The parser should be relatively easy to code, and completely independent from the rest of my work on tmwAthena, so someone else who wants to get involved could do it.
- class SExpr should have a default constructor that initializes it to the empty list. This should be stored as all zero bytes.
- I'm not sure whether C++ copy-construction or assignment should be allowed
- It shall have a clear() method that frees previous data and makes it into the empty list
- It shall provide setters for string/token from a C and/or C++ string, for the integer from a signed C/C++ integer, and from pointer/length to sub
- It should have a destructor that calls clear()
- It must allow the addition of custom pointer types (which will be ignored in the destructor)
- It shall provide begin() and end() methods (for use with STL), and a safe subscript operator (returning a reference to a static, immutable SExpr of the empty list if passed an out-of-bounds index) for the case where it is a list (if it is not a list, should it throw an exception?)
- It shall provide a string converting function, that returns the empty string if type is not string or token.
- It shall provide an integer conversion operator, that returns 0 if type is not integer.
- The reader function should take a reference to S-expression and return an error/warning code.
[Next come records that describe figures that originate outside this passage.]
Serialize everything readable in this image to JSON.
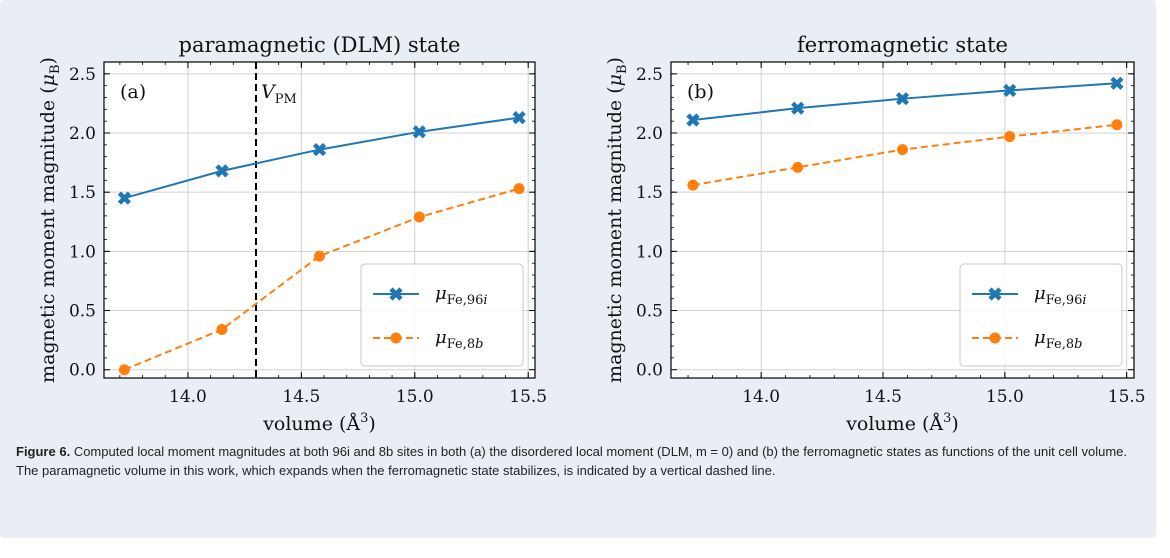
{
  "chart_data": [
    {
      "type": "line",
      "title": "paramagnetic (DLM) state",
      "panel_label": "(a)",
      "xlabel": "volume (Å³)",
      "ylabel": "magnetic moment magnitude (μB)",
      "xlim": [
        13.63,
        15.53
      ],
      "ylim": [
        -0.07,
        2.6
      ],
      "xticks": [
        "14.0",
        "14.5",
        "15.0",
        "15.5"
      ],
      "yticks": [
        "0.0",
        "0.5",
        "1.0",
        "1.5",
        "2.0",
        "2.5"
      ],
      "grid": true,
      "legend_position": "bottom-right",
      "x": [
        13.72,
        14.15,
        14.58,
        15.02,
        15.46
      ],
      "series": [
        {
          "name": "μFe,96i",
          "values": [
            1.45,
            1.68,
            1.86,
            2.01,
            2.13
          ],
          "color": "#1f77b4",
          "marker": "x",
          "linestyle": "solid"
        },
        {
          "name": "μFe,8b",
          "values": [
            0.0,
            0.34,
            0.96,
            1.29,
            1.53
          ],
          "color": "#ff7f0e",
          "marker": "o",
          "linestyle": "dashed"
        }
      ],
      "vline": {
        "x": 14.3,
        "label": "VPM",
        "color": "#000000",
        "linestyle": "dashed"
      }
    },
    {
      "type": "line",
      "title": "ferromagnetic state",
      "panel_label": "(b)",
      "xlabel": "volume (Å³)",
      "ylabel": "magnetic moment magnitude (μB)",
      "xlim": [
        13.63,
        15.53
      ],
      "ylim": [
        -0.07,
        2.6
      ],
      "xticks": [
        "14.0",
        "14.5",
        "15.0",
        "15.5"
      ],
      "yticks": [
        "0.0",
        "0.5",
        "1.0",
        "1.5",
        "2.0",
        "2.5"
      ],
      "grid": true,
      "legend_position": "bottom-right",
      "x": [
        13.72,
        14.15,
        14.58,
        15.02,
        15.46
      ],
      "series": [
        {
          "name": "μFe,96i",
          "values": [
            2.11,
            2.21,
            2.29,
            2.36,
            2.42
          ],
          "color": "#1f77b4",
          "marker": "x",
          "linestyle": "solid"
        },
        {
          "name": "μFe,8b",
          "values": [
            1.56,
            1.71,
            1.86,
            1.97,
            2.07
          ],
          "color": "#ff7f0e",
          "marker": "o",
          "linestyle": "dashed"
        }
      ]
    }
  ],
  "caption": {
    "label": "Figure 6.",
    "text": "Computed local moment magnitudes at both 96i and 8b sites in both (a) the disordered local moment (DLM, m = 0) and (b) the ferromagnetic states as functions of the unit cell volume. The paramagnetic volume in this work, which expands when the ferromagnetic state stabilizes, is indicated by a vertical dashed line."
  }
}
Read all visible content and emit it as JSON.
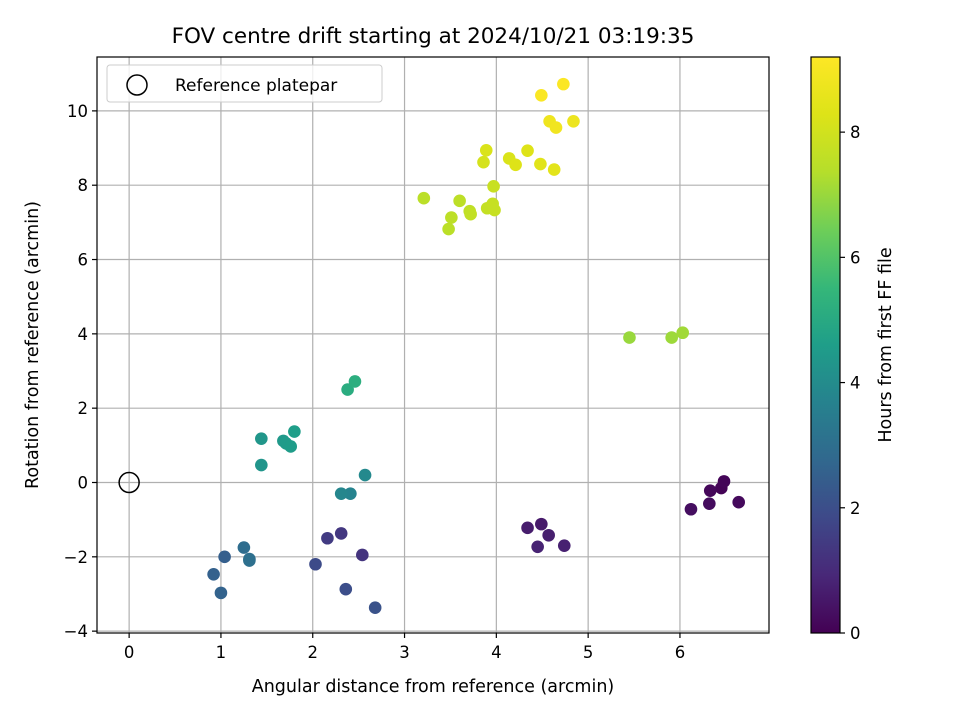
{
  "chart_data": {
    "type": "scatter",
    "title": "FOV centre drift starting at 2024/10/21 03:19:35",
    "xlabel": "Angular distance from reference (arcmin)",
    "ylabel": "Rotation from reference (arcmin)",
    "xlim": [
      -0.35,
      6.97
    ],
    "ylim": [
      -4.05,
      11.45
    ],
    "x_ticks": [
      0,
      1,
      2,
      3,
      4,
      5,
      6
    ],
    "y_ticks": [
      -4,
      -2,
      0,
      2,
      4,
      6,
      8,
      10
    ],
    "grid": true,
    "legend": {
      "placement": "top-left",
      "entries": [
        {
          "label": "Reference platepar",
          "marker": "open-circle",
          "x": 0,
          "y": 0
        }
      ]
    },
    "colorbar": {
      "label": "Hours from first FF file",
      "colormap": "viridis",
      "range": [
        0,
        9.2
      ],
      "ticks": [
        0,
        2,
        4,
        6,
        8
      ]
    },
    "points": [
      {
        "x": 6.45,
        "y": -0.15,
        "c": 0.05
      },
      {
        "x": 6.48,
        "y": 0.03,
        "c": 0.1
      },
      {
        "x": 6.33,
        "y": -0.22,
        "c": 0.15
      },
      {
        "x": 6.64,
        "y": -0.53,
        "c": 0.2
      },
      {
        "x": 6.32,
        "y": -0.57,
        "c": 0.25
      },
      {
        "x": 6.12,
        "y": -0.72,
        "c": 0.3
      },
      {
        "x": 4.49,
        "y": -1.12,
        "c": 0.6
      },
      {
        "x": 4.34,
        "y": -1.22,
        "c": 0.65
      },
      {
        "x": 4.57,
        "y": -1.42,
        "c": 0.7
      },
      {
        "x": 4.74,
        "y": -1.7,
        "c": 0.75
      },
      {
        "x": 4.45,
        "y": -1.73,
        "c": 0.8
      },
      {
        "x": 2.54,
        "y": -1.95,
        "c": 1.25
      },
      {
        "x": 2.31,
        "y": -1.37,
        "c": 1.35
      },
      {
        "x": 2.16,
        "y": -1.5,
        "c": 1.45
      },
      {
        "x": 2.03,
        "y": -2.2,
        "c": 1.9
      },
      {
        "x": 2.36,
        "y": -2.87,
        "c": 2.0
      },
      {
        "x": 2.68,
        "y": -3.37,
        "c": 2.1
      },
      {
        "x": 1.04,
        "y": -2.0,
        "c": 2.5
      },
      {
        "x": 0.92,
        "y": -2.47,
        "c": 2.55
      },
      {
        "x": 1.0,
        "y": -2.97,
        "c": 2.6
      },
      {
        "x": 1.25,
        "y": -1.75,
        "c": 2.95
      },
      {
        "x": 1.31,
        "y": -2.06,
        "c": 3.0
      },
      {
        "x": 1.31,
        "y": -2.1,
        "c": 3.05
      },
      {
        "x": 2.41,
        "y": -0.3,
        "c": 3.7
      },
      {
        "x": 2.31,
        "y": -0.3,
        "c": 3.8
      },
      {
        "x": 2.57,
        "y": 0.2,
        "c": 3.9
      },
      {
        "x": 1.44,
        "y": 0.47,
        "c": 4.3
      },
      {
        "x": 1.44,
        "y": 1.18,
        "c": 4.35
      },
      {
        "x": 1.68,
        "y": 1.12,
        "c": 4.45
      },
      {
        "x": 1.71,
        "y": 1.05,
        "c": 4.5
      },
      {
        "x": 1.76,
        "y": 0.97,
        "c": 4.55
      },
      {
        "x": 1.8,
        "y": 1.37,
        "c": 4.6
      },
      {
        "x": 2.38,
        "y": 2.5,
        "c": 5.1
      },
      {
        "x": 2.46,
        "y": 2.72,
        "c": 5.2
      },
      {
        "x": 5.45,
        "y": 3.9,
        "c": 7.0
      },
      {
        "x": 5.91,
        "y": 3.9,
        "c": 7.05
      },
      {
        "x": 6.03,
        "y": 4.03,
        "c": 7.1
      },
      {
        "x": 3.21,
        "y": 7.65,
        "c": 7.5
      },
      {
        "x": 3.48,
        "y": 6.82,
        "c": 7.5
      },
      {
        "x": 3.51,
        "y": 7.13,
        "c": 7.55
      },
      {
        "x": 3.6,
        "y": 7.58,
        "c": 7.55
      },
      {
        "x": 3.71,
        "y": 7.3,
        "c": 7.6
      },
      {
        "x": 3.72,
        "y": 7.22,
        "c": 7.65
      },
      {
        "x": 3.9,
        "y": 7.38,
        "c": 7.7
      },
      {
        "x": 3.96,
        "y": 7.5,
        "c": 7.75
      },
      {
        "x": 3.98,
        "y": 7.33,
        "c": 7.75
      },
      {
        "x": 3.97,
        "y": 7.97,
        "c": 7.8
      },
      {
        "x": 3.86,
        "y": 8.62,
        "c": 8.1
      },
      {
        "x": 3.89,
        "y": 8.94,
        "c": 8.2
      },
      {
        "x": 4.14,
        "y": 8.72,
        "c": 8.2
      },
      {
        "x": 4.21,
        "y": 8.55,
        "c": 8.3
      },
      {
        "x": 4.34,
        "y": 8.93,
        "c": 8.3
      },
      {
        "x": 4.48,
        "y": 8.57,
        "c": 8.4
      },
      {
        "x": 4.63,
        "y": 8.42,
        "c": 8.45
      },
      {
        "x": 4.84,
        "y": 9.72,
        "c": 8.75
      },
      {
        "x": 4.58,
        "y": 9.72,
        "c": 8.8
      },
      {
        "x": 4.65,
        "y": 9.55,
        "c": 8.85
      },
      {
        "x": 4.49,
        "y": 10.42,
        "c": 9.1
      },
      {
        "x": 4.73,
        "y": 10.72,
        "c": 9.15
      }
    ]
  }
}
It is the responsibility of the caller to (typically) kill the server when .
- There should also be a reader that reads from memory instead of from a stream (It would be nice if this was pointer/length rather than nul-terminated pointer, to avoid the allocation and copying in the use-cases where we don't get a nul-terminated string).
- There should be a helper function for reading an entire file as a list of S expressions (note that they are not actually surrounded by one great set of parentheses in the file)
- There shall be no reference to any tmwAthena-specific types, I'm planning on making a new source directory, src/lib/, for such things.
Code: Select all
class SExpr
{
union
{
uint64_t len;
int64_t ival;
};
union
{
char *string_or_token;
SExpr *list_elts;
void *anything_else;
};
uint8_t type;
};
Note that this integer size need not be the same size used internally by the scripting engine, it is only relevant for constants.
However, it would be nice if constants could cover the whole range of integers used by the scripting engine, and
sometimes we have to deal with millisecond-precision times, and 49 days is really not an acceptable wrap time (the code has to jump through many hoops to avoid problems), whereas 500 million years is not my problem.
I wonder how much I could have gotten done if I had been writing code instead of writing this post. But, since this proposed change would require significant attention from the content team and from the server admins, it's worth it. Besides, it's relaxing to take a break from the code.
I expect to release at the least a regression-hunt version before this conversion begins, however. One possibility is not to do the map-server specific changes in the current code base, but instead create a copy of the map server that did it, being protocol-compatible with char-server and client but not content-compatible with its twin.
Now, who spots the stealth pun in this post? I can guarantee that whoever implements the parser will get it.